= Federal Networking Council =

Informally established in the early 1990s, the Federal Networking Council (FNC) was later chartered by the US National Science and Technology Council's Committee on Computing, Information and Communications (CCIC) to continue to act as a forum for networking collaborations among US federal agencies to meet their research, education, and operational mission goals and to bridge the gap between the advanced networking technologies being developed by research FNC agencies and the ultimate acquisition of mature version of these technologies from the commercial sector. The FNC consisted of a group made up of representatives from the United States Department of Defense (DoD), the National Science Foundation, the Department of Energy, and the National Aeronautics and Space Administration (NASA), among others.
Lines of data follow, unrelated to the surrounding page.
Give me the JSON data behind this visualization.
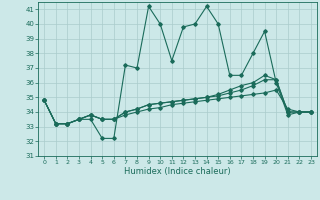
{
  "title": "",
  "xlabel": "Humidex (Indice chaleur)",
  "background_color": "#cce8e8",
  "grid_color": "#aacccc",
  "line_color": "#1a6b5a",
  "xlim": [
    -0.5,
    23.5
  ],
  "ylim": [
    31,
    41.5
  ],
  "yticks": [
    31,
    32,
    33,
    34,
    35,
    36,
    37,
    38,
    39,
    40,
    41
  ],
  "xticks": [
    0,
    1,
    2,
    3,
    4,
    5,
    6,
    7,
    8,
    9,
    10,
    11,
    12,
    13,
    14,
    15,
    16,
    17,
    18,
    19,
    20,
    21,
    22,
    23
  ],
  "series": [
    [
      34.8,
      33.2,
      33.2,
      33.5,
      33.5,
      32.2,
      32.2,
      37.2,
      37.0,
      41.2,
      40.0,
      37.5,
      39.8,
      40.0,
      41.2,
      40.0,
      36.5,
      36.5,
      38.0,
      39.5,
      36.0,
      33.8,
      34.0,
      34.0
    ],
    [
      34.8,
      33.2,
      33.2,
      33.5,
      33.8,
      33.5,
      33.5,
      33.8,
      34.0,
      34.2,
      34.3,
      34.5,
      34.6,
      34.7,
      34.8,
      34.9,
      35.0,
      35.1,
      35.2,
      35.3,
      35.5,
      34.2,
      34.0,
      34.0
    ],
    [
      34.8,
      33.2,
      33.2,
      33.5,
      33.8,
      33.5,
      33.5,
      34.0,
      34.2,
      34.5,
      34.6,
      34.7,
      34.8,
      34.9,
      35.0,
      35.1,
      35.3,
      35.5,
      35.8,
      36.2,
      36.2,
      34.0,
      34.0,
      34.0
    ],
    [
      34.8,
      33.2,
      33.2,
      33.5,
      33.8,
      33.5,
      33.5,
      34.0,
      34.2,
      34.5,
      34.6,
      34.7,
      34.8,
      34.9,
      35.0,
      35.2,
      35.5,
      35.8,
      36.0,
      36.5,
      36.2,
      34.0,
      34.0,
      34.0
    ]
  ]
}
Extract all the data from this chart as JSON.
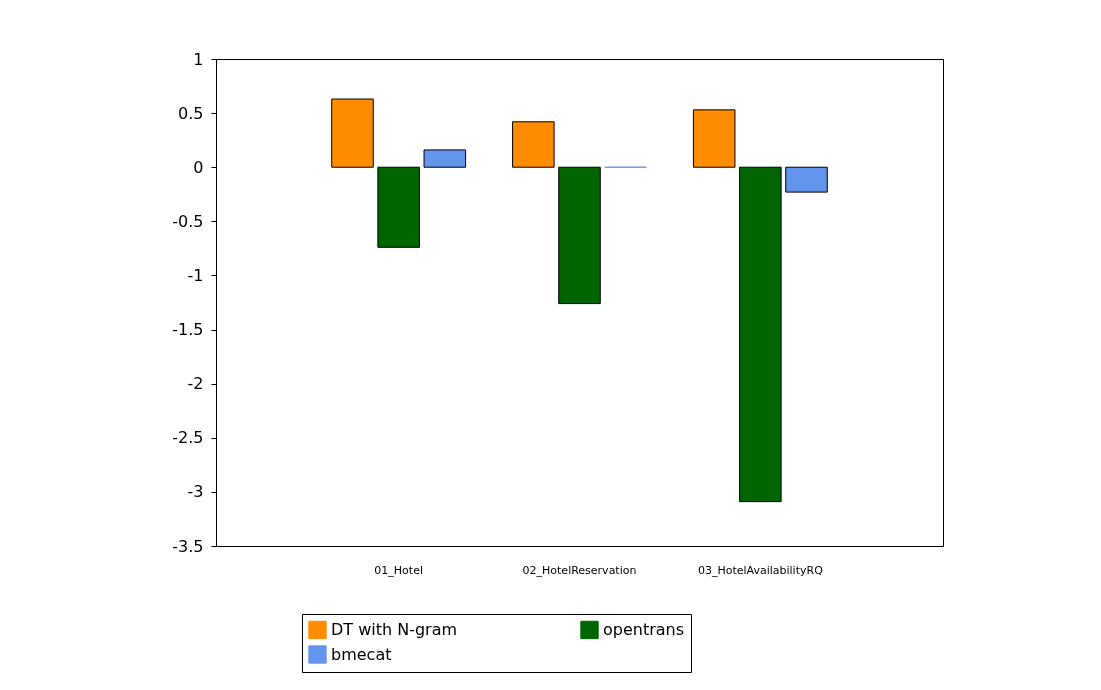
{
  "chart_data": {
    "type": "bar",
    "categories": [
      "01_Hotel",
      "02_HotelReservation",
      "03_HotelAvailabilityRQ"
    ],
    "series": [
      {
        "name": "DT with N-gram",
        "color": "#ff8c00",
        "values": [
          0.63,
          0.42,
          0.53
        ]
      },
      {
        "name": "opentrans",
        "color": "#006400",
        "values": [
          -0.74,
          -1.26,
          -3.09
        ]
      },
      {
        "name": "bmecat",
        "color": "#6495ed",
        "values": [
          0.16,
          0,
          -0.23
        ]
      }
    ],
    "ylim": [
      -3.5,
      1
    ],
    "yticks": [
      -3.5,
      -3,
      -2.5,
      -2,
      -1.5,
      -1,
      -0.5,
      0,
      0.5,
      1
    ],
    "grid": false,
    "legend": "bottom"
  }
}
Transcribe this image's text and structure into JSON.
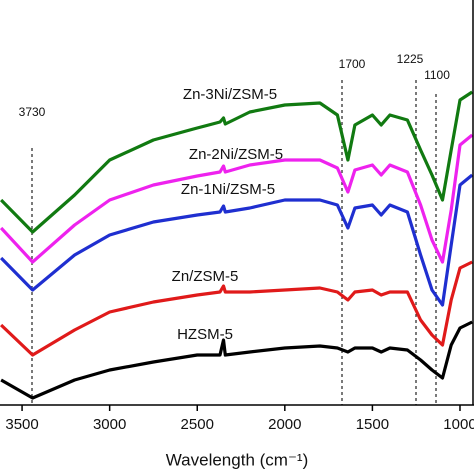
{
  "chart_data": {
    "type": "line",
    "x_label": "Wavelength (cm⁻¹)",
    "x": [
      3620,
      3440,
      3200,
      3000,
      2750,
      2500,
      2370,
      2350,
      2340,
      2200,
      2000,
      1800,
      1700,
      1640,
      1600,
      1500,
      1450,
      1400,
      1300,
      1225,
      1160,
      1100,
      1050,
      1000,
      930
    ],
    "xlim": [
      3626,
      920
    ],
    "xticks": [
      3500,
      3000,
      2500,
      2000,
      1500,
      1000
    ],
    "ylim": [
      0,
      405
    ],
    "annotations": [
      "3730",
      "1700",
      "1225",
      "1100"
    ],
    "series": [
      {
        "name": "Zn-3Ni/ZSM-5",
        "color": "#117a11",
        "values": [
          205,
          173,
          210,
          245,
          265,
          277,
          283,
          287,
          281,
          293,
          300,
          302,
          290,
          245,
          280,
          290,
          280,
          290,
          285,
          255,
          230,
          205,
          255,
          305,
          313
        ]
      },
      {
        "name": "Zn-2Ni/ZSM-5",
        "color": "#ee22ee",
        "values": [
          177,
          143,
          180,
          205,
          220,
          229,
          233,
          239,
          233,
          240,
          245,
          245,
          237,
          213,
          235,
          240,
          230,
          240,
          233,
          200,
          165,
          143,
          195,
          260,
          270
        ]
      },
      {
        "name": "Zn-1Ni/ZSM-5",
        "color": "#1f2fd0",
        "values": [
          147,
          115,
          150,
          170,
          183,
          190,
          193,
          199,
          193,
          197,
          205,
          205,
          200,
          177,
          197,
          200,
          190,
          200,
          193,
          150,
          115,
          100,
          160,
          220,
          230
        ]
      },
      {
        "name": "Zn/ZSM-5",
        "color": "#e01a1a",
        "values": [
          80,
          50,
          75,
          93,
          103,
          110,
          113,
          119,
          113,
          113,
          115,
          117,
          113,
          105,
          113,
          115,
          110,
          113,
          113,
          85,
          70,
          60,
          105,
          137,
          143
        ]
      },
      {
        "name": "HZSM-5",
        "color": "#000000",
        "values": [
          25,
          7,
          25,
          35,
          43,
          50,
          50,
          65,
          50,
          53,
          57,
          59,
          57,
          53,
          57,
          57,
          53,
          57,
          55,
          45,
          35,
          27,
          60,
          77,
          83
        ]
      }
    ]
  }
}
By October 1997, the FNC advisory committee was de-chartered and many of the FNC activities were transferred to the Large Scale Networking group of the Computing, Information, and Communications (CIC) R&D subcommittee of the Networking and Information Technology Research and Development program, or the Applications Council.

On October 24, 1995, the Federal Networking Council passed a resolution defining the term Internet:

Resolution: The Federal Networking Council (FNC) agrees that the following language reflects our definition of the term Internet. Internet refers to the global information system that – (i) is logically linked together by a globally unique address space based on the Internet Protocol (IP) or its subsequent extensions/follow-ons; (ii) is able to support communications using the Transmission Control Protocol/Internet Protocol (TCP/IP) suite or its subsequent extensions/follow-ons, and/or other IP-compatible protocols; and (iii) provides, uses or makes accessible, either publicly or privately, high level services layered on the communications and related infrastructure described herein.'

Some notable members of the council advisory committee included: Henriette Avram, Matt Blaze, Vint Cerf, John Gage, Robert Kahn, Paul Mockapetris, Ike Nassi, Stewart Personick and Stephen Wolff.